W3C

- DRAFT -

Silver Task Force & Community Group

02 Jun 2020

Attendees

Present
jeanne, Chuck, MichaelC, Rachael, ChrisLoiselle, CharlesHall, JF, Lauriat, Fazio, OmarBonilla, Joshue108, KimD, Makoto, sajkaj, Jan
Regrets
Chair
Shawn, jeanne
Scribe
ChrisLoiselle

Contents


<scribe> Scribe:ChrisLoiselle

Jake's work on conformance

Jeanne: Let us review Jake's presentation

<Chuck> +1 to both

Jake: Should I share my screen or just talk to the links? Jeanne: You can share your screen.

<JakeAbma> https://docs.google.com/drawings/d/1nRhQ2DWCGe8imhZgV8972IWSRSwCtmKaOnZOB6qm3gk/edit

Jake: Shares his screen. Talks to the diagram link in IRC for Benchmark Scoring Experiment. Gathering work from past 10 years or so. It is blend of technical of pass / fail tests. Then there is general benchmark testing.

Left hand of chart is user needs , right side of chart is user satisfaction and the middle part of chart is how we get there.

1) Technical, 2) A11y-in-use 3) Benchmark 4) Total Score is the 4 step process .

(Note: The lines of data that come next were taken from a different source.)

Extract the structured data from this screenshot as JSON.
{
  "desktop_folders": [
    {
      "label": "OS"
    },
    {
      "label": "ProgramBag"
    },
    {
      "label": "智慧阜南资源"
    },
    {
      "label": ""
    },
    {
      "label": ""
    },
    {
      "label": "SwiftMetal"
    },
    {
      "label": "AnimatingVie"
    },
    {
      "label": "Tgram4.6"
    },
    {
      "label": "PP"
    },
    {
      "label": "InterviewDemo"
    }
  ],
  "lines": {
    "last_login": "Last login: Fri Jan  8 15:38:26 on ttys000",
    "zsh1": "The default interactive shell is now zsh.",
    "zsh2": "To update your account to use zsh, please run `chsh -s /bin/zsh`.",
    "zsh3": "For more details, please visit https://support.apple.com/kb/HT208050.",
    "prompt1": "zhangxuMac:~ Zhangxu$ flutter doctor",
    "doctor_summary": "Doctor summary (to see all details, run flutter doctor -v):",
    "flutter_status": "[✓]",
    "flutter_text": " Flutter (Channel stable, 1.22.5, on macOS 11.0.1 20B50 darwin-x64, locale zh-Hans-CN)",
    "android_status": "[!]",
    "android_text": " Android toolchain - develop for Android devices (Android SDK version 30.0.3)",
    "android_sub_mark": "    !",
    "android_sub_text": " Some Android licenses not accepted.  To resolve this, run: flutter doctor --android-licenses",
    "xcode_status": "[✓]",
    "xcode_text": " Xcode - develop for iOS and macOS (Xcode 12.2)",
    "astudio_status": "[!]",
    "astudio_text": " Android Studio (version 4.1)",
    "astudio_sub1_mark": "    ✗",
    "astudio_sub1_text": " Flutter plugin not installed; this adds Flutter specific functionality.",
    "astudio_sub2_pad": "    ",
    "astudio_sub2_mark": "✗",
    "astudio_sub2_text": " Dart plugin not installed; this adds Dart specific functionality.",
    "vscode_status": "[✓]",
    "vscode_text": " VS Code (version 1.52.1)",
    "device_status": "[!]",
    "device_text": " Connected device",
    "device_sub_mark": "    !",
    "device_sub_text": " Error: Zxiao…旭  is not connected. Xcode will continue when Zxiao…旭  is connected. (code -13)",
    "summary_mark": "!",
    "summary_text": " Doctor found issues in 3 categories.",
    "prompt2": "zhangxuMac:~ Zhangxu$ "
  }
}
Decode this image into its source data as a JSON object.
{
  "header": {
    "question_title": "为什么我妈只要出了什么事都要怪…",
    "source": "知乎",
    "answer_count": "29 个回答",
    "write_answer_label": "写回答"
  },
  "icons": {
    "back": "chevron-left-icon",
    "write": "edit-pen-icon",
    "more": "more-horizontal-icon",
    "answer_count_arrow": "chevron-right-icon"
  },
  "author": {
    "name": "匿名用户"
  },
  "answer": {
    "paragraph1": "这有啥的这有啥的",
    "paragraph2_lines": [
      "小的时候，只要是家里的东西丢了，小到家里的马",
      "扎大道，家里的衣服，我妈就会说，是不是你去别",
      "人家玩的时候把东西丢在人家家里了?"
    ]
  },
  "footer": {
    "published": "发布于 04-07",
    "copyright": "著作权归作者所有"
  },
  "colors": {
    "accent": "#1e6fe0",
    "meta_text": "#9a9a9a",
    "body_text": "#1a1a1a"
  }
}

<JF> element level testing?

Technical and A11y-in-use is done at same time and then you iterate on next element. The benchmarks are based on standardized questions. Fixed set of questions applied to each functional outcome / guideline.

There is flexibility for scope. Within scope, full site, or full page. It can also be a feature or widget. You can also can just do steps 1 and 2, without 3 , i.e. building blocks for a content management system.

How do we make sure that functional outcomes are part of this? They would be part of tests.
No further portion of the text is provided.